Wie genau sich die Formel "Schlagopfer vs. Nachhaltigkeit" auswirkt, hat das Team um Christian Voigt mit neuester Technik erforscht. "Wir untersuchten den Mageninhalt von Fledermauskadavern, die unter Windkraftanlagen gefunden wurden. Hierzu nutzten wir einen sogenannten Metabarcodingansatz."
Jede Tierart verfügt in ihrer DNA über ganz spezifische Sequenzen, die typisch sind für diese eine Tierart, das "Taxon". Nach diesem Barcode kann man suchen, mit genetischen Methoden, und hierüber jede Tierart identifizieren. Auch solche im Magen von Fledermäusen. Alternative Methoden wie zum Beispiel die visuelle Analyse des Mageninhalts sind nur begrenzt anwendbar und zudem fehleranfällig, da man zum Beispiel nur die harten Flügelteile von Insekten im Mageninhalt detektieren kann. Weichteilige Insekten zum Beispiel wären in einer solchen Analyse völlig unterrepräsentiert. Die Analyse des genetischen Barcodes von Insekten ermöglicht daher einen umfassenderen Blick auf die Nahrungszusammensetzung von Tieren.

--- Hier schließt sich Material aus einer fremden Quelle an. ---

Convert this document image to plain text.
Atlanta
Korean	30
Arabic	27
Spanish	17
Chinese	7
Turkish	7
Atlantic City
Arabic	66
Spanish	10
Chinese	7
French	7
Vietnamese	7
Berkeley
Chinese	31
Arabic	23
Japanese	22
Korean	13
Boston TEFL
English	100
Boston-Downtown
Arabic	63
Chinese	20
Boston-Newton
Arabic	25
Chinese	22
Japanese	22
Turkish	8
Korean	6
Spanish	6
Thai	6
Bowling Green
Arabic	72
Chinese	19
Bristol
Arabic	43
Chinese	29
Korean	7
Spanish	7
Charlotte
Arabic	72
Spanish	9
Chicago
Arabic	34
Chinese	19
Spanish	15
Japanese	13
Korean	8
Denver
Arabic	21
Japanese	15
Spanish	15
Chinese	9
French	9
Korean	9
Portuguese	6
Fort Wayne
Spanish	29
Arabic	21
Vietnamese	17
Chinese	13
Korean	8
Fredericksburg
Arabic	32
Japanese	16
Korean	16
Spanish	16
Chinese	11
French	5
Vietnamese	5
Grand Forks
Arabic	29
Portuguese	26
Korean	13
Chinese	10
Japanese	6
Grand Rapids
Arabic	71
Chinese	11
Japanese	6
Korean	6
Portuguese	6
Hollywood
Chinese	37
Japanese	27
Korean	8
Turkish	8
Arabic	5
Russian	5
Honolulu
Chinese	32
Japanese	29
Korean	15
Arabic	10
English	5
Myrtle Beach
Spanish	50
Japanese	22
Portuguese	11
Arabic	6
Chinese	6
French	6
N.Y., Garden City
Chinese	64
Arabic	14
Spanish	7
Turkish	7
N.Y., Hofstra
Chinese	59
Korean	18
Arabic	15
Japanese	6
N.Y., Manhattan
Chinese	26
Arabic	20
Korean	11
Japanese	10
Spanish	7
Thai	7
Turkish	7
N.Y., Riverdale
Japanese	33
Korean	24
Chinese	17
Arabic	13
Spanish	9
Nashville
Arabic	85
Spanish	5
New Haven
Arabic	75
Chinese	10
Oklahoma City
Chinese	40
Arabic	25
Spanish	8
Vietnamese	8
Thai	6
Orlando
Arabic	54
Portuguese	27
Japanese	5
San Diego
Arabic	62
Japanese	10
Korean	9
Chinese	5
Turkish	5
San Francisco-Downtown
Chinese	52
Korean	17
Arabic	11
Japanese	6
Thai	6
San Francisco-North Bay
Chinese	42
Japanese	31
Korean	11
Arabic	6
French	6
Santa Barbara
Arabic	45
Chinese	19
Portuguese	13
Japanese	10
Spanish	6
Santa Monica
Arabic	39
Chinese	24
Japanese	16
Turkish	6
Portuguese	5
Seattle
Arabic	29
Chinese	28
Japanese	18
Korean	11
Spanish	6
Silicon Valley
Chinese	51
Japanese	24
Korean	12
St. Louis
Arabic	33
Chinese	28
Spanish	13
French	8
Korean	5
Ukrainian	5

Enormer Ausfall natürlicher Schädlingsbekämpfung
Was bei dieser neuesten Studie zu den Fledermaus-Schlagopfern herauskam, war erschreckend. "Durch den Tod von Fledermäusen an Windkraftanlagen verschwinden wichtige Akteure in diversen Lebensräumen. Einheimische Fledermäuse sind insektenfressend, so dass ihr Verschwinden dazu führt, dass ihre Funktion als regelndes Glied von Insektenpopulationen in Nahrungsketten für den jeweiligen Lebensraum verloren geht. Dies führt zu einer Vereinfachung von Nahrungsnetzen und wie wir wissen, sind vereinfachte Nahrungsnetze auch potentiell anfälliger gegenüber Störungen", so Christian Voigt vom IWZ.
Bis zu 46 verschiedene Insektenarten fanden die Forscher in den Mageninhalten des Großen Abendseglers, der häufigsten heimischen Fledermausart. Rund 20 Prozent der verzehrten Insekten waren dabei Schadinsekten wie Esskastanienbohrer oder Eichenwickler. Bei etwa 10 Fledermaus-Schlagopfern pro Windkraftanlage mal der Summe von 30.000 derzeit betriebenen Windrädern summiert sich der Ausfall der natürlichen Schädlingsbekämpfung enorm. Denn die Fledermäuse, so Voigt, "leisteten kurz von ihrem Tod an den Windkraftanlagen eine kostenlose sogenannte ökosystemare Dienstleistung für die Land- und Forstwirtschaft. Verschwindet diese Dienstleistung, nimmt der Schadfraß an Pflanzen zu."
Es wird also an der Politik sein, zu entscheiden, ob man weiter Windkraftanlagen baut, und andererseits mehr Schädlingsbekämpfungsmittel einsetzt, damit man der Schädlinge Herr wird.